White, whose annual income is estimated to be over $4 million, sought $6.9 million in damages. Following the appeals, White returned to the District Court, and was ultimately awarded $403,000 for the use of her image.

==Dissent==

Judge Alex Kozinski dissented from an order rejecting the suggestion for rehearing en banc an appeal filed by Vanna White, stating "All creators draw in part on the work of those who came before, referring to it, building on it, poking fun at it; we call this creativity, not piracy."
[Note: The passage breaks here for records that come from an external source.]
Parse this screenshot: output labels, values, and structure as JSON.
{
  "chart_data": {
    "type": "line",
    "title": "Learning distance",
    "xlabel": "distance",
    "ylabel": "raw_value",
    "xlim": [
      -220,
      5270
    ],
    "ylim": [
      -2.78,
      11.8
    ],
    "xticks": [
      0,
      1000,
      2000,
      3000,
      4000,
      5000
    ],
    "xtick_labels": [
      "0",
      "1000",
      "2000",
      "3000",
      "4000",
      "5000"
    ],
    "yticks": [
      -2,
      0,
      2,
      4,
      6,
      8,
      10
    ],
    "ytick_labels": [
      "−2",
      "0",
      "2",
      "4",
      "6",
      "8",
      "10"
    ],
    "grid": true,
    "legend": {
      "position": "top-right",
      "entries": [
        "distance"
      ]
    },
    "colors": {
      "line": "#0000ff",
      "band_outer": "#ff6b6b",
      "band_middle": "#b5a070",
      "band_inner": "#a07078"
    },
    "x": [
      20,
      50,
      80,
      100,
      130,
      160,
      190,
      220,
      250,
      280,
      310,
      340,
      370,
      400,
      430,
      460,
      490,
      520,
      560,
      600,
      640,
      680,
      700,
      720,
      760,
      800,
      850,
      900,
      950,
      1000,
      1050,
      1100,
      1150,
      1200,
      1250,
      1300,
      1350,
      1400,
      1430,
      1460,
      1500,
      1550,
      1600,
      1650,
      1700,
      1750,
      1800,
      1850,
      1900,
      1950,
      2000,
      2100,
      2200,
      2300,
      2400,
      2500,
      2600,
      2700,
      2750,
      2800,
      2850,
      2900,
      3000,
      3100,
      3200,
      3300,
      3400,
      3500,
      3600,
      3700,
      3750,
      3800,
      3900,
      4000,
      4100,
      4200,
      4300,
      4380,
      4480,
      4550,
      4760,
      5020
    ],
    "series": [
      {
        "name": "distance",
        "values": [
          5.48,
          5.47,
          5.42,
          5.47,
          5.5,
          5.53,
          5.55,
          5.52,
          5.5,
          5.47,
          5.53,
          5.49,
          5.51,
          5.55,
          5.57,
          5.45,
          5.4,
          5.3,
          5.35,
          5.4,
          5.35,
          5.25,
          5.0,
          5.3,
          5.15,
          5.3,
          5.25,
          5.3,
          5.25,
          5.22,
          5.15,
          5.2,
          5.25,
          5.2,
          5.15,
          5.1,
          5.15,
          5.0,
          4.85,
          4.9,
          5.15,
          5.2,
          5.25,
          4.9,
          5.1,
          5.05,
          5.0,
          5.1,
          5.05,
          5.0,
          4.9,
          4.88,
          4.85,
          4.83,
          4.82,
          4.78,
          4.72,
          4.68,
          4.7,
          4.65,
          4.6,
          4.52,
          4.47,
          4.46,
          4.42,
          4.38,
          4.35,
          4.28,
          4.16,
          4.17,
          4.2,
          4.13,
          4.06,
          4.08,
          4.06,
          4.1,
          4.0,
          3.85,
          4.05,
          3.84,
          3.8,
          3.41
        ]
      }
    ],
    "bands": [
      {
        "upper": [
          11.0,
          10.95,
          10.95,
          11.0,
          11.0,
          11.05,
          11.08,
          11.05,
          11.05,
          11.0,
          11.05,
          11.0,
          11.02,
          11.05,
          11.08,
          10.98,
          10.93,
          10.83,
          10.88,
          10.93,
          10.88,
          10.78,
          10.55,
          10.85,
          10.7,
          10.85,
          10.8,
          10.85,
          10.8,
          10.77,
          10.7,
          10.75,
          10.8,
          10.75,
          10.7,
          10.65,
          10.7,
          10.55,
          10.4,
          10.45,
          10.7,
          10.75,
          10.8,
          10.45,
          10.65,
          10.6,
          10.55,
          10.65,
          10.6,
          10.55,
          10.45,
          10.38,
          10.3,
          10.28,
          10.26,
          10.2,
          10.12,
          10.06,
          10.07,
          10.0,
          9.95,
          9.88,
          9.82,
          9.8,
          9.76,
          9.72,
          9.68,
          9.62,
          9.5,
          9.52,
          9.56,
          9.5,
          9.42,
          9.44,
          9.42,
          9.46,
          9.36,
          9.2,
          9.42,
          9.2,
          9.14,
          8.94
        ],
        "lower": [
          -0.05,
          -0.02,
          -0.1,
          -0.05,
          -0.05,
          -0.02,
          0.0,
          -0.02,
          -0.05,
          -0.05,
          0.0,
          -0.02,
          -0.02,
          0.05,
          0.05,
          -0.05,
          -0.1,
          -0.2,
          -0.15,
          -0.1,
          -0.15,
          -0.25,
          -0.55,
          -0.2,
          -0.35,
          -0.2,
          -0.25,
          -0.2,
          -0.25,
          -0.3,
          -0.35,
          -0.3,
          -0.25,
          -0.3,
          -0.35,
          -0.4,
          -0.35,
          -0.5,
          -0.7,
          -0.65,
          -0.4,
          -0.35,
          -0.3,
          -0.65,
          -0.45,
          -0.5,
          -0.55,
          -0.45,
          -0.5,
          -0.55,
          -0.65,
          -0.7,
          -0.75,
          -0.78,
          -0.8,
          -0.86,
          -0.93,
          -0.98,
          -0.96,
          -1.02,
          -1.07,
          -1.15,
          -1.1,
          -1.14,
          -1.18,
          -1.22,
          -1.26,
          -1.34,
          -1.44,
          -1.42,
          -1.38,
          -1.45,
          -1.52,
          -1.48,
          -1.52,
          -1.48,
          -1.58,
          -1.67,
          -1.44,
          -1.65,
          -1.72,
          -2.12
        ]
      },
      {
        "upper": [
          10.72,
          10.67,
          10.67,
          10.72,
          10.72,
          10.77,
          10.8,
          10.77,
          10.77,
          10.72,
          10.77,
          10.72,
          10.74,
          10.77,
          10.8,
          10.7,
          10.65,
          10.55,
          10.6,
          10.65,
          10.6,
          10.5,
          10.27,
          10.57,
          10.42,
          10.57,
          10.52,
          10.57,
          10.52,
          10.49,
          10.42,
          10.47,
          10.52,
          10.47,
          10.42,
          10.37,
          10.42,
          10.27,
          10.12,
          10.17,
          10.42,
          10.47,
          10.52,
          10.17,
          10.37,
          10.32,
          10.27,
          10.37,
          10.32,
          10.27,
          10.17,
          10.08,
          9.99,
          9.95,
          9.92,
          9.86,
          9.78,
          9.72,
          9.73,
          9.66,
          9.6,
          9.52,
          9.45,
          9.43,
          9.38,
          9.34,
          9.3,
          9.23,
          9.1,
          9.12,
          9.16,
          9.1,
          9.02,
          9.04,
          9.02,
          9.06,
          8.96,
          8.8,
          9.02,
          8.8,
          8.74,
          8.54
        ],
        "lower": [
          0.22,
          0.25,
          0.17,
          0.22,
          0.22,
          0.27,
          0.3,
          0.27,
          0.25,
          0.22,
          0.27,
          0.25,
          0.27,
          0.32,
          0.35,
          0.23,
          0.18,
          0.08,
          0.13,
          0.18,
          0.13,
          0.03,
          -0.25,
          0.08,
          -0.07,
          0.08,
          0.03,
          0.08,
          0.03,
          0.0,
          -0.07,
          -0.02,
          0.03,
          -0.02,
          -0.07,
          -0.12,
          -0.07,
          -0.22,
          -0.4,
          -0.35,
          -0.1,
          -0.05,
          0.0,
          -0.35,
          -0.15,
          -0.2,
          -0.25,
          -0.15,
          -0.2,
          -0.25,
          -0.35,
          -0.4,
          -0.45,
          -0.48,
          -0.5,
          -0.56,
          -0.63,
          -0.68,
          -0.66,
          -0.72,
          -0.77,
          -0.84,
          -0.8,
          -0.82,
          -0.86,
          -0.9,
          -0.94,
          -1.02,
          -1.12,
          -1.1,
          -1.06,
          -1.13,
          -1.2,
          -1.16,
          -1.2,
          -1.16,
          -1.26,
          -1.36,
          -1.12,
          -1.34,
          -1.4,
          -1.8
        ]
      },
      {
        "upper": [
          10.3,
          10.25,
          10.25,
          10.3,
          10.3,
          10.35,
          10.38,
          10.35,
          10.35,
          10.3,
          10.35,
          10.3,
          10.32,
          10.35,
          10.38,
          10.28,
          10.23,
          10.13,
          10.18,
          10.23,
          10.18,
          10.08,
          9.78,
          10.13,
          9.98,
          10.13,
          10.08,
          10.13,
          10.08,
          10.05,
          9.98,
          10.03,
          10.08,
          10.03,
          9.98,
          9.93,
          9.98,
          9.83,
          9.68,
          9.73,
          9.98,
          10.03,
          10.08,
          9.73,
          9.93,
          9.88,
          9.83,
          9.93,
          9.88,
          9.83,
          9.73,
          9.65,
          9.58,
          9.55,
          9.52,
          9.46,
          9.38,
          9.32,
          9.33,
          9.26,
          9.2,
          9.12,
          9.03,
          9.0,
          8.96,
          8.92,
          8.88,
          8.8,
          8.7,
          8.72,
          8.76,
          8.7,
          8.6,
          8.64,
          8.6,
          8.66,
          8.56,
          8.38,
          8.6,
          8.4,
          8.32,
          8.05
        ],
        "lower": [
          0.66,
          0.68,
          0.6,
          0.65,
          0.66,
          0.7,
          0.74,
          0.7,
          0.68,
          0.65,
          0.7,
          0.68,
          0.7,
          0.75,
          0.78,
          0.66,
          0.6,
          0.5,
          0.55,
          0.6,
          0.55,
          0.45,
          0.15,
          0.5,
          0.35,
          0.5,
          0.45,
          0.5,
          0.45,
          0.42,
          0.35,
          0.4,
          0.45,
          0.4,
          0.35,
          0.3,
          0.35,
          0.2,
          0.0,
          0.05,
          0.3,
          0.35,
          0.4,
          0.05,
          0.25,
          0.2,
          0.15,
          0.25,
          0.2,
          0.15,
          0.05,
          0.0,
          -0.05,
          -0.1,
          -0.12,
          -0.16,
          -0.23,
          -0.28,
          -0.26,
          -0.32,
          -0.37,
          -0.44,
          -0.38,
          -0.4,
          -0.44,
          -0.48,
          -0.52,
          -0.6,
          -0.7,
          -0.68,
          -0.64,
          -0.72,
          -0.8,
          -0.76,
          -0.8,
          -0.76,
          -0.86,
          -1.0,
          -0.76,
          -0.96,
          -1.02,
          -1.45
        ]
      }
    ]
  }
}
An extended extract from the opinion is widely quoted:

Overprotecting intellectual property is as harmful as underprotecting it. Creativity is impossible without a rich public domain. Nothing today, likely nothing since we tamed fire, is genuinely new: Culture, like science and technology, grows by accretion, each new creator building on the works of those who came before. Overprotection stifles the very creative forces it's supposed to nurture.

Kozinski's dissent in White is also famous for his sarcastic remark that "for better or worse, we are the Court of Appeals for the Hollywood Circuit".